Юрка вылез из машины и огляделся. Глухой переулок, здание института на углу, где-то в стороне прогремел трамвай. Тихо, темно в окнах — теперь в центре мало жилых домов, народ переселили на окраины.

Чужих объявлений на стене было мало, и, пошаркав по ним скребком, Юрка принялся клеить свои, принимая от приятеля смазанные клейстером листки. Внезапно рука Славки застыла в воздухе.

— Ты чего? — сердито окликнул его Юрка.

— Слезай, влипли! — Славка отбросил объявление, не заметив, что оно приклеилось к его штанине. Кинулся собирать в сумку листки, закрывать бидончик.

С высоты стремянки Фомин увидел, как недалеко от их «Запорожца» остановились два мотоцикла. На каждом, кроме водителя, сзади сидел пассажир. С другой стороны улицы, отрезая путь отступления, остановился еще один мотоцикл. Парни слезали с железных коней неспешно, лениво расстегивая ремешки больших мотоциклетных шлемов.

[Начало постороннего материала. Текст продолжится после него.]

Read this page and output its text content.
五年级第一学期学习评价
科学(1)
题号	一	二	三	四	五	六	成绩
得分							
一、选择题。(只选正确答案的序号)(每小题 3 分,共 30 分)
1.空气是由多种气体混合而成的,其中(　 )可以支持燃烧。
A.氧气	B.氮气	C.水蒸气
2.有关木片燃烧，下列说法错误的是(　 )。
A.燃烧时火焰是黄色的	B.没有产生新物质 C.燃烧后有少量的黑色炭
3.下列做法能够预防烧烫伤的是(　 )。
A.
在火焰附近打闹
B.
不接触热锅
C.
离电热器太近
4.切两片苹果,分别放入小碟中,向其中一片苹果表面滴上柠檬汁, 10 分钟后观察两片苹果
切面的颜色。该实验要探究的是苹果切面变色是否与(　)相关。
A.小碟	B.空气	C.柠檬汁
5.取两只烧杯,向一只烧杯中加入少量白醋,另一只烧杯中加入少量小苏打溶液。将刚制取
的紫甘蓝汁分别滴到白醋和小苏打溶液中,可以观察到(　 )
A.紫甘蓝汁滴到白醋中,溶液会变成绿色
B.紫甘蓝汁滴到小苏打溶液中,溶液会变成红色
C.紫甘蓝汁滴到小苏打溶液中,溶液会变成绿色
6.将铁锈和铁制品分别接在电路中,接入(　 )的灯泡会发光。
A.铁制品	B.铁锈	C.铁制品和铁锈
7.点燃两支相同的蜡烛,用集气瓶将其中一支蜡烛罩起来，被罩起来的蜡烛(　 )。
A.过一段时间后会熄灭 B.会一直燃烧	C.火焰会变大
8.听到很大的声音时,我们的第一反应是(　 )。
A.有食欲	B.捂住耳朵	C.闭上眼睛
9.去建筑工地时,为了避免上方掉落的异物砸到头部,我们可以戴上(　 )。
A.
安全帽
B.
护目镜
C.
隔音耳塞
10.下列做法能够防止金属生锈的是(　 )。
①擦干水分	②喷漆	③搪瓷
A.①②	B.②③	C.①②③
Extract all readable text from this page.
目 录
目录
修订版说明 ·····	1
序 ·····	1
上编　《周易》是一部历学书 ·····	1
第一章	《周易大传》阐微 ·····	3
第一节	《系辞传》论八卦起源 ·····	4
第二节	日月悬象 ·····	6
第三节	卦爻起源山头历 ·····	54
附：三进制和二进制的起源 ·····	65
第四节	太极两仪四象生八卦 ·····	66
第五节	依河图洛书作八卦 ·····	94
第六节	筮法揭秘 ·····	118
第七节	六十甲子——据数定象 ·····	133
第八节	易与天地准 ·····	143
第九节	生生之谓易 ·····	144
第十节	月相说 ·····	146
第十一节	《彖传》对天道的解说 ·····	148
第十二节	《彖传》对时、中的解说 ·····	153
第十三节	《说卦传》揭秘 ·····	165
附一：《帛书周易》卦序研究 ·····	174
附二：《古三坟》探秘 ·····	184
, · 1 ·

Так же неспешно они подошли к спустившемуся со стремянки Юрке и готовому заскулить от страха Славке.

— Может, обойдется… Ты только не лезь, — шепнул тот.

Фомин незаметно расстегнул армейский ремень с большой латунной пряжкой — получать по шее не хотелось.

— Здорово! — ухмыльнулся один из парней, державший в руке мотоциклетный шлем. Остальные полукругом встали за его спиной.

— П-привет… — чуть заикаясь, ответил Славка.

— Клеите? — словно не видя, чем они только что занимались, сплюнул себе подноги парень со шлемом.

— Деньги нужны… — жалко скривился Славка.

— Ну да, вижу… — посочувствовал парень. — А я тебе говорил, чтобы ты здесь не клеил? Говорил?

— Говорил, — обреченно подтвердил Славка.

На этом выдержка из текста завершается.